Dirmngr ISVALID - Using the GNU Privacy Guard

Next: Dirmngr CHECKCRL, Previous: Dirmngr LOOKUP, Up: Dirmngr Protocol

3.6.2 Validate a certificate using a CRL or OCSP

       ISVALID [--only-ocsp] [--force-default-responder] certid|certfpr

Check whether the certificate described by the certid has been revoked. Due to caching, the Dirmngr is able to answer immediately in most cases.

The certid is a hex encoded string consisting of two parts, delimited by a single dot. The first part is the SHA-1 hash of the issuer name and the second part the serial number.

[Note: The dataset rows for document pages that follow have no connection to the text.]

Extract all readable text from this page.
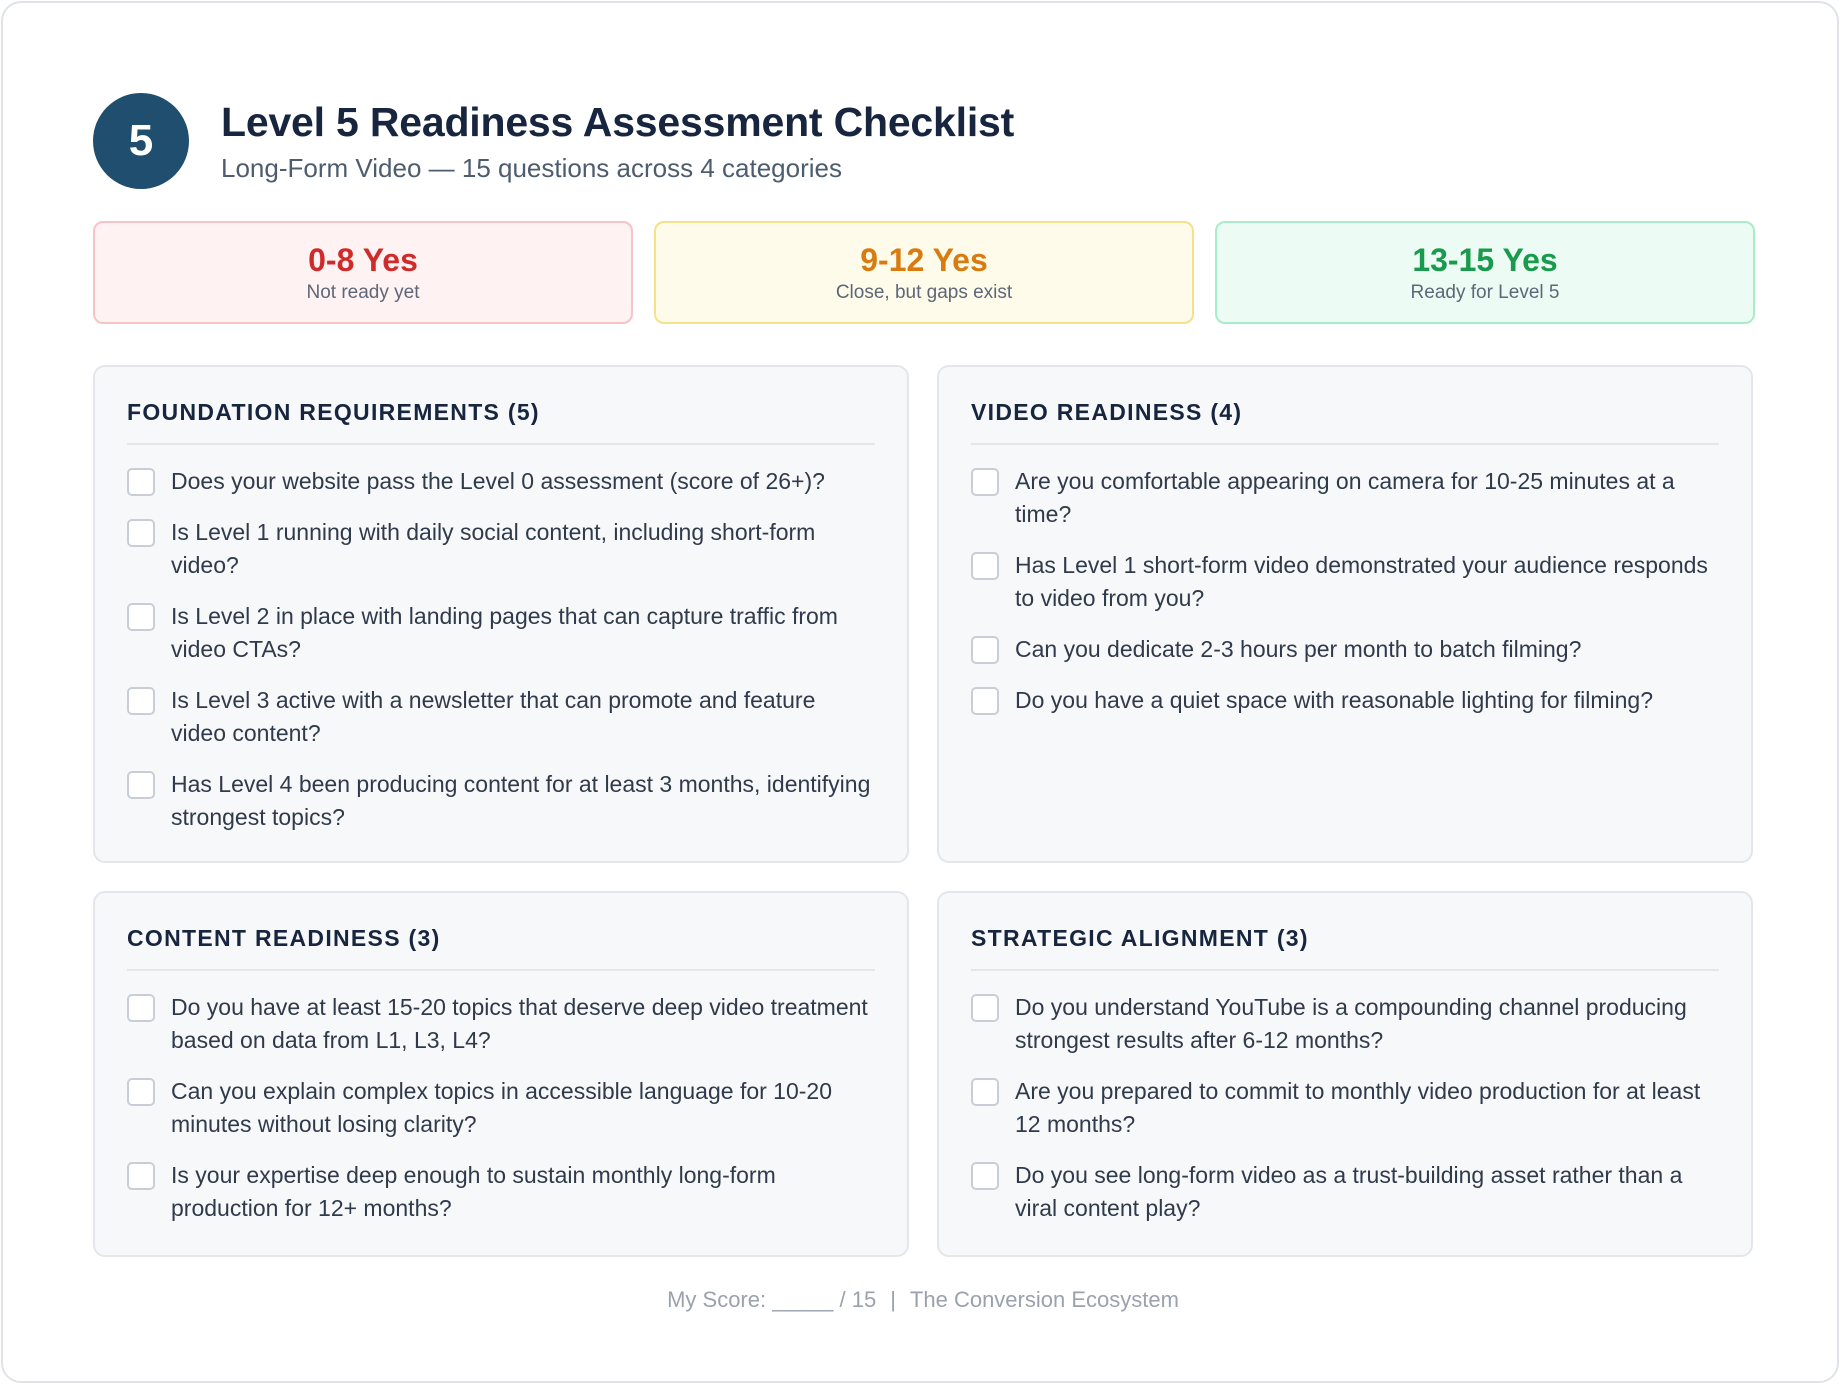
5	Level 5 Readiness Assessment Checklist
Long-Form Video — 15 questions across 4 categories
0-8 Yes
Not ready yet
9-12 Yes
Close, but gaps exist
13-15 Yes
Ready for Level 5
FOUNDATION REQUIREMENTS (5)
Does your website pass the Level 0 assessment (score of 26+)?
Is Level 1 running with daily social content, including short-form video?
Is Level 2 in place with landing pages that can capture traffic from video CTAs?
Is Level 3 active with a newsletter that can promote and feature video content?
Has Level 4 been producing content for at least 3 months, identifying strongest topics?
VIDEO READINESS (4)
Are you comfortable appearing on camera for 10-25 minutes at a time?
Has Level 1 short-form video demonstrated your audience responds to video from you?
Can you dedicate 2-3 hours per month to batch filming?
Do you have a quiet space with reasonable lighting for filming?
CONTENT READINESS (3)
Do you have at least 15-20 topics that deserve deep video treatment based on data from L1, L3, L4?
Can you explain complex topics in accessible language for 10-20 minutes without losing clarity?
Is your expertise deep enough to sustain monthly long-form production for 12+ months?
STRATEGIC ALIGNMENT (3)
Do you understand YouTube is a compounding channel producing strongest results after 6-12 months?
Are you prepared to commit to monthly video production for at least 12 months?
Do you see long-form video as a trust-building asset rather than a viral content play?
My Score: _____ / 15 | The Conversion Ecosystem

Alternatively the certificate's SHA-1 fingerprint certfpr may be given in which case an OCSP request is done before consulting the CRL. If the option --only-ocsp is given, no fallback to a CRL check will be used. If the option --force-default-responder is given, only the default OCSP responder will be used and any other methods of obtaining an OCSP responder URL won't be used.

Common return values are:

GPG_ERR_NO_ERROR (0): This is the positive answer: The certificate is not revoked and we have an up-to-date revocation list for that certificate. If OCSP was used the responder confirmed that the certificate has not been revoked.
GPG_ERR_CERT_REVOKED: This is the negative answer: The certificate has been revoked. Either it is in a CRL and that list is up to date or an OCSP responder informed us that it has been revoked.
GPG_ERR_NO_CRL_KNOWN: No CRL is known for this certificate or the CRL is not valid or out of date.
GPG_ERR_NO_DATA: The OCSP responder returned an “unknown” status. This means that it is not aware of the certificate's status.
GPG_ERR_NOT_SUPPORTED: This is commonly seen if OCSP support has not been enabled in the configuration.

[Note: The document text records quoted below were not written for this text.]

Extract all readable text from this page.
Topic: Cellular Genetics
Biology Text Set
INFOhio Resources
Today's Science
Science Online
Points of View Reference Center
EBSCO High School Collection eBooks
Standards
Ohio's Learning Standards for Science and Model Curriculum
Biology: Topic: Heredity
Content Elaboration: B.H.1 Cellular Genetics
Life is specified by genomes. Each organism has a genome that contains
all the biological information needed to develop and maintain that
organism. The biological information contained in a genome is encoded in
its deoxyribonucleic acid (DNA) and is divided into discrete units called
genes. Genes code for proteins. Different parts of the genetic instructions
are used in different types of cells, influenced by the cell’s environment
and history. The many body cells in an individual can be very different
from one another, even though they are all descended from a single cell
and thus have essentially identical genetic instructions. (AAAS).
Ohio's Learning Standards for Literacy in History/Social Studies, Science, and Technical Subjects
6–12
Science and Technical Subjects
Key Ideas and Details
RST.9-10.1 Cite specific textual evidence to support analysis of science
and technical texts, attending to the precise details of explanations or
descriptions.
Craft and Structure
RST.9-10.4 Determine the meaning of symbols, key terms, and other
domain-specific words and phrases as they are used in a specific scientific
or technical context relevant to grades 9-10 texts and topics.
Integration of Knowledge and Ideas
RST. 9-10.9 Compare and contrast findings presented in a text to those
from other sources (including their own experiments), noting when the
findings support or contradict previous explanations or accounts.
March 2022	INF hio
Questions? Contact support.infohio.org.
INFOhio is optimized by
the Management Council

If DirMngr has not enough information about the given certificate (which is the case for not yet cached certificates), it will will inquire the missing data:

       S: INQUIRE SENDCERT <CertID>
       C: D <DER encoded certificate>
       C: END

A client should be aware that DirMngr may ask for more than one certificate.

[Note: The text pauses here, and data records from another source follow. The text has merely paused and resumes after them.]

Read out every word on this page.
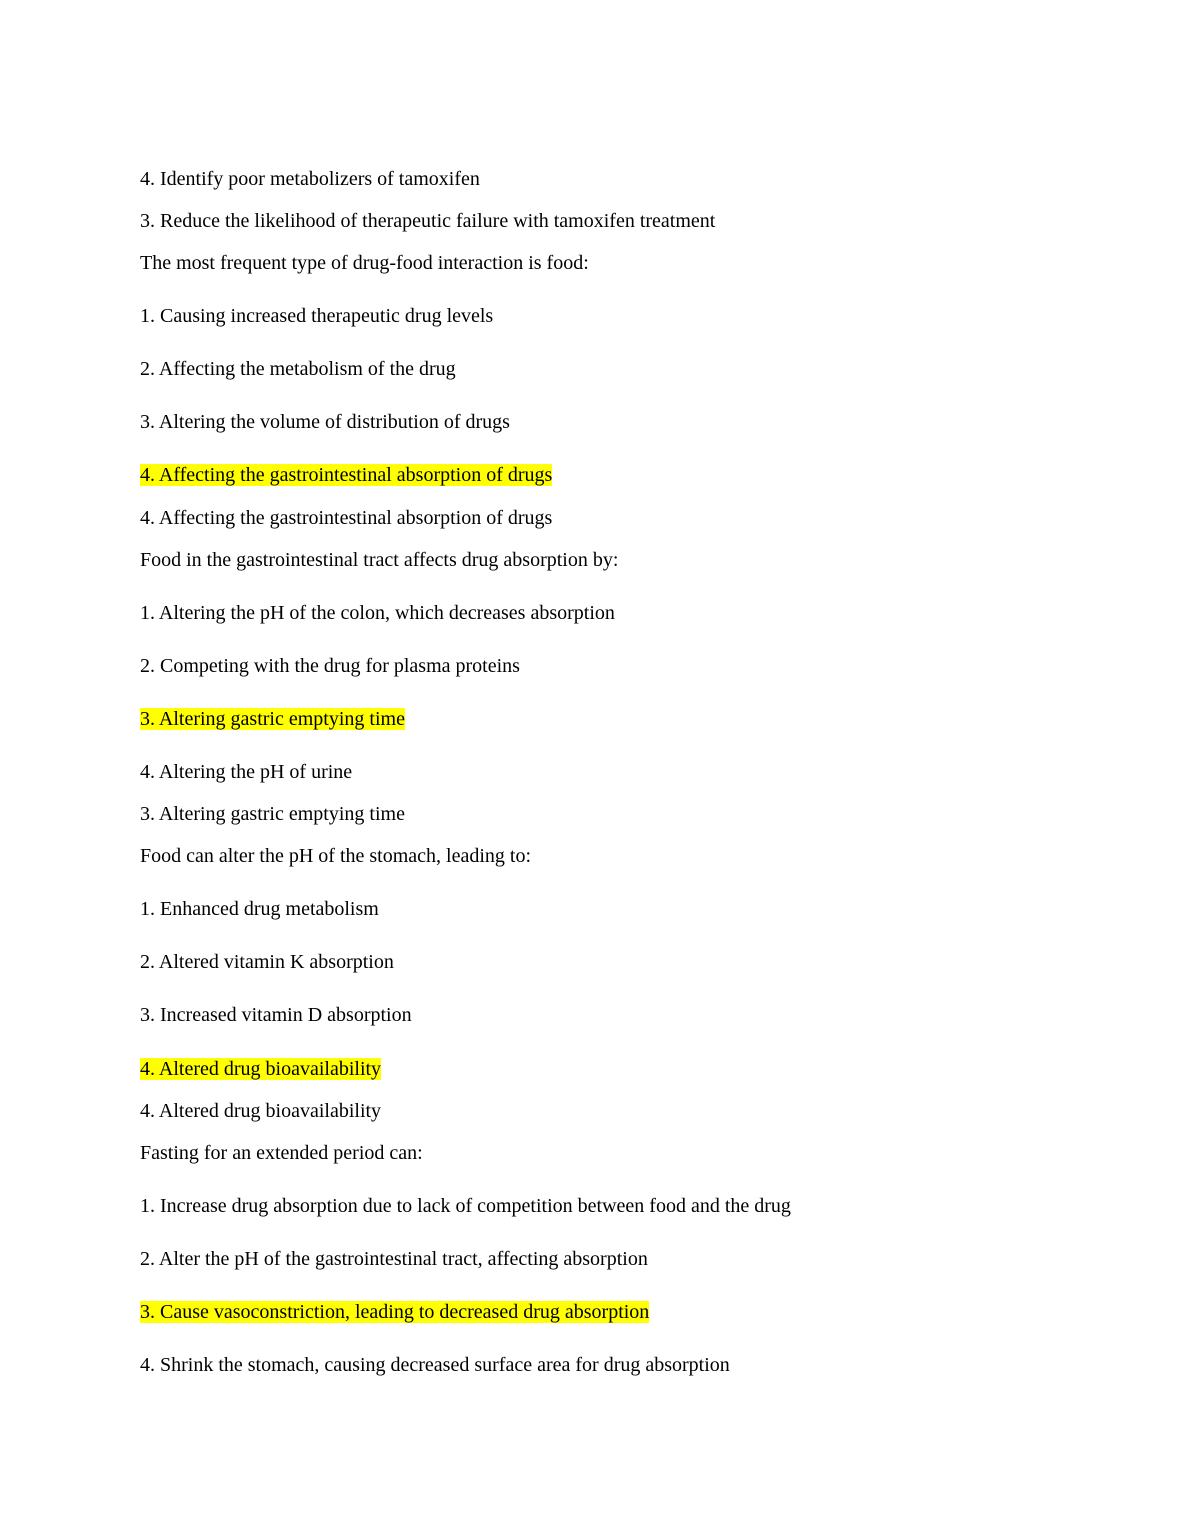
4. Identify poor metabolizers of tamoxifen
3. Reduce the likelihood of therapeutic failure with tamoxifen treatment
The most frequent type of drug-food interaction is food:
1. Causing increased therapeutic drug levels
2. Affecting the metabolism of the drug
3. Altering the volume of distribution of drugs
4. Affecting the gastrointestinal absorption of drugs
4. Affecting the gastrointestinal absorption of drugs
Food in the gastrointestinal tract affects drug absorption by:
1. Altering the pH of the colon, which decreases absorption
2. Competing with the drug for plasma proteins
3. Altering gastric emptying time
4. Altering the pH of urine
3. Altering gastric emptying time
Food can alter the pH of the stomach, leading to:
1. Enhanced drug metabolism
2. Altered vitamin K absorption
3. Increased vitamin D absorption
4. Altered drug bioavailability
4. Altered drug bioavailability
Fasting for an extended period can:
1. Increase drug absorption due to lack of competition between food and the drug
2. Alter the pH of the gastrointestinal tract, affecting absorption
3. Cause vasoconstriction, leading to decreased drug absorption
4. Shrink the stomach, causing decreased surface area for drug absorption
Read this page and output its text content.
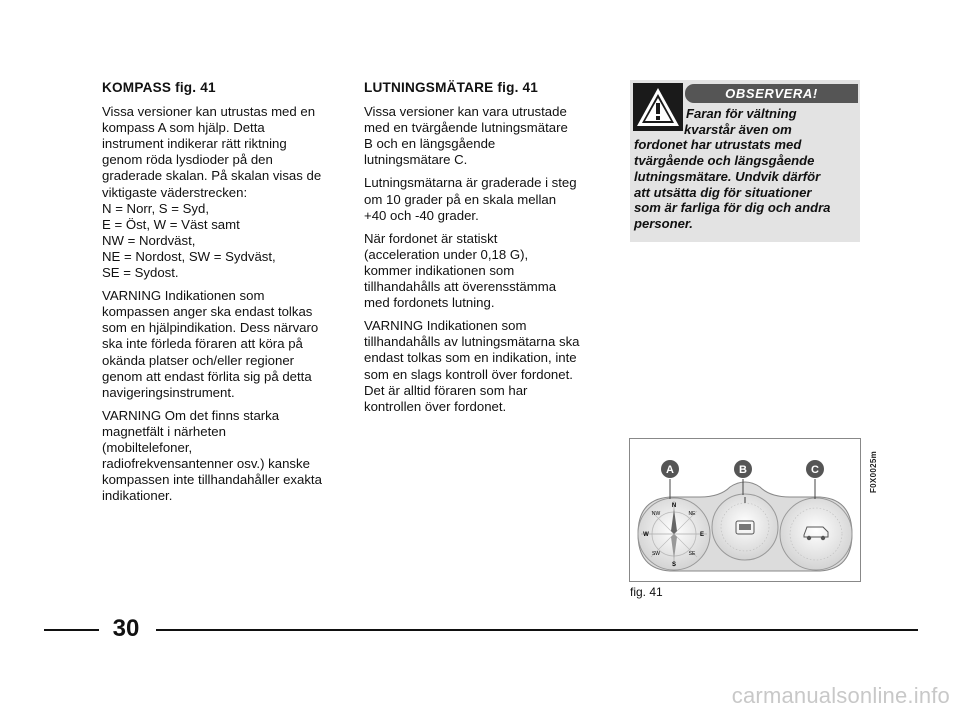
KOMPASS fig. 41

Vissa versioner kan utrustas med en
kompass A som hjälp. Detta
instrument indikerar rätt riktning
genom röda lysdioder på den
graderade skalan. På skalan visas de
viktigaste väderstrecken:
N = Norr, S = Syd,
E = Öst, W = Väst samt
NW = Nordväst,
NE = Nordost, SW = Sydväst,
SE = Sydost.

VARNING Indikationen som
kompassen anger ska endast tolkas
som en hjälpindikation. Dess närvaro
ska inte förleda föraren att köra på
okända platser och/eller regioner
genom att endast förlita sig på detta
navigeringsinstrument.

VARNING Om det finns starka
magnetfält i närheten
(mobiltelefoner,
radiofrekvensantenner osv.) kanske
kompassen inte tillhandahåller exakta
indikationer.

LUTNINGSMÄTARE fig. 41

Vissa versioner kan vara utrustade
med en tvärgående lutningsmätare
B och en längsgående
lutningsmätare C.

Lutningsmätarna är graderade i steg
om 10 grader på en skala mellan
+40 och -40 grader.

När fordonet är statiskt
(acceleration under 0,18 G),
kommer indikationen som
tillhandahålls att överensstämma
med fordonets lutning.

VARNING Indikationen som
tillhandahålls av lutningsmätarna ska
endast tolkas som en indikation, inte
som en slags kontroll över fordonet.
Det är alltid föraren som har
kontrollen över fordonet.

OBSERVERA!
Faran för vältning
kvarstår även om
fordonet har utrustats med
tvärgående och längsgående
lutningsmätare. Undvik därför
att utsätta dig för situationer
som är farliga för dig och andra
personer.
N
NE
E
SE
S
SW
W
NW
A	B	C	F0X0025m
fig. 41
30
carmanualsonline.info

If Dirmngr has a certificate but the signature of the certificate could not been validated because the root certificate is not known to dirmngr as trusted, it may ask back to see whether the client trusts this the root certificate:

       S: INQUIRE ISTRUSTED <CertHexfpr>
       C: D 1
       C: END

Only this answer will let Dirmngr consider the CRL as valid.